Last Updated: Friday - 09/24/2010
Week of June 11, 2007
He searched until he found his priesthood
Mario Jubinville to join his twin Martin, a Vilna priest, in his vocation
By RAMON GONZALEZ
"He always was very humble . . . to the point he would receive awards and would hide them."
- Pierrette Jubinville
When his mother Pierrette mentioned this to principals and teachers, they could not believe it, saying kids at that age wouldn't do that and if they did they would not understand it.
"So I questioned them on what they were reading and they seemed to know what they were doing," Pierrette recalled. "Then they reread it again."
Serving at the altar under Father Fernand Croteau, now retired, was an important experience for the lad because the church at the time was packed for all of the Masses.
"I think during those years there was a real sense of the solemnity and of the immense value of the Mass and of the faith there," he recalled. "So a real seed was planted in me vocationally as an altar server."
Jubinville served as an altar boy in Morinville until 1987, when the family moved to Penticton, where he graduated from high school and did his first two years of college at Okanagan University College. "I was studying sciences, physics and calculus, which were a real love for me."
But he cut his studies short because he felt God was calling him to be a priest.
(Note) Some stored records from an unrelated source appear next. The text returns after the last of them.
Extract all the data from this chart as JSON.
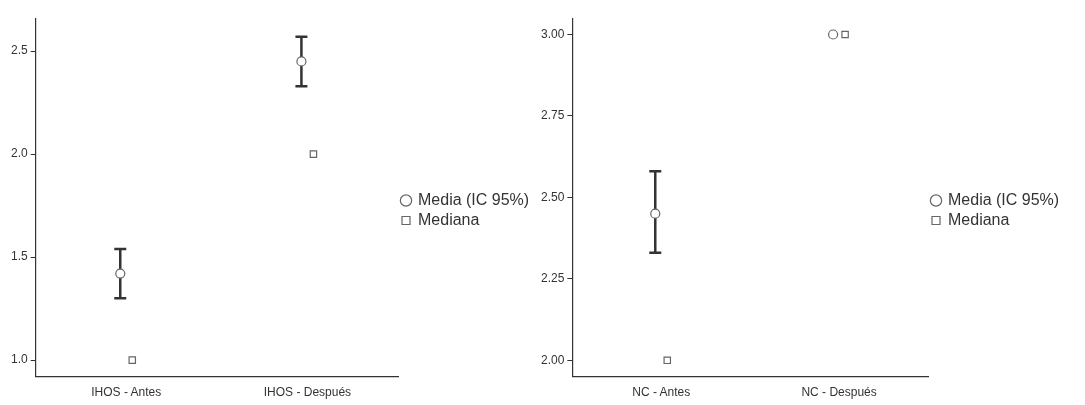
{
  "chart_data": [
    {
      "type": "scatter",
      "categories": [
        "IHOS - Antes",
        "IHOS - Después"
      ],
      "ylim": [
        0.92,
        2.66
      ],
      "yticks": [
        {
          "value": 1,
          "label": "1.0"
        },
        {
          "value": 1.5,
          "label": "1.5"
        },
        {
          "value": 2,
          "label": "2.0"
        },
        {
          "value": 2.5,
          "label": "2.5"
        }
      ],
      "grid": false,
      "legend": "right",
      "series": [
        {
          "name": "Media (IC 95%)",
          "color": "#666666",
          "marker": "circle",
          "values": [
            1.42,
            2.45
          ],
          "errors": [
            [
              1.3,
              1.54
            ],
            [
              2.33,
              2.57
            ]
          ]
        },
        {
          "name": "Mediana",
          "color": "#666666",
          "marker": "square",
          "values": [
            1,
            2
          ]
        }
      ]
    },
    {
      "type": "scatter",
      "categories": [
        "NC - Antes",
        "NC - Después"
      ],
      "ylim": [
        1.95,
        3.05
      ],
      "yticks": [
        {
          "value": 2,
          "label": "2.00"
        },
        {
          "value": 2.25,
          "label": "2.25"
        },
        {
          "value": 2.5,
          "label": "2.50"
        },
        {
          "value": 2.75,
          "label": "2.75"
        },
        {
          "value": 3,
          "label": "3.00"
        }
      ],
      "grid": false,
      "legend": "right",
      "series": [
        {
          "name": "Media (IC 95%)",
          "color": "#666666",
          "marker": "circle",
          "values": [
            2.45,
            3
          ],
          "errors": [
            [
              2.33,
              2.58
            ],
            null
          ]
        },
        {
          "name": "Mediana",
          "color": "#666666",
          "marker": "square",
          "values": [
            2,
            3
          ]
        }
      ]
    }
  ]
}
He first felt a pull towards the Scriptures and the rosary in Grade 11 "and probably since Grade 12 the question of vocation to the priesthood had become a real question for me," Jubinville recalled.
"It was in my second year of college that I was able to really make the decision for it."
The Jubinville brothers, who did a lot of spiritual journeying together, entered the seminary at the same time. "But to test our vocations, they split us up." Martin was sent to St. Peter's Seminary in London, Ont., and Mario to St. Pius X Seminary in Saskatoon.
Pierrette was pleasantly surprised at their sons' decision. "Knowing what they were doing at school and their marks at school, I would have thought that they would have gone more into the sciences," she said. "So it was a nice surprise in Grade 11 when they said they were going to pursue the priesthood."
She believes Mario's humbleness and empathy will help him greatly in his new ministry. "He always was very humble . . . to the point he would receive awards and would hide them," Pierrette recalled.
"When I would clean up that's when I would find out that he had them. When I'd ask him he would say, 'Martin deserved it too and he didn't get it so it isn't important.'"
In 1993, St. Pius Seminary closed and so Jubinville was sent to St. Peter's in London, where he was reunited with his brother.
But upon finishing his bachelor of arts in 1994, Jubinville began questioning his vocation and took a year off. "I felt I needed to grow a little bit in the knowledge of myself," he said.
"My only ambition is to be a good Catholic priest for the people of God."
- Deacon Mario Jubinville
He returned to study engineering at the University of Alberta only to quickly find that although his love for the sciences had never died, his love for the priesthood was stronger.
"By about the end of the first semester it was very clear to me that it was a vocation," he said. So he switched most of his engineering courses over to philosophy for that year.
Jubinville then spent a few summers volunteering at Camp St. Louis near Bonnyville first as a counsellor and then as a team member.
"This was a very rewarding experience," he said, "because the camp is not so much oriented around games but around an encounter with Christ and an experience of real Christian friendship." There he led the youth and the teenagers in prayer activities and taught them the faith.
With that experience of teaching the faith, he entered religious life with the Dominicans, studying in Ottawa and Montreal. He left the order after four years because he felt called to the diocesan priesthood.
Given that his novitiate with the Dominicans in Montreal had brought back his French, Jubinville decided to approach Bouchard because St. Paul has a number of French parishes. The bishop showed interest and accepted the young man as a seminarian, assigning him for three years at the Grand Seminaire of Montreal, where he did all of his studies in French.
During his Bonnyville internship, Jubinville, who was ordained a deacon Feb. 16, has assisted in the RCIA as well as in teaching the sacraments of initiation to both parents and children preparing for Communion and Confirmation.
"My goal (upon ordination) would be that people could truly come to know how to walk with God," Jubinville said. "God can be part of their lives in all its facets - their friendships, their family, their workplace."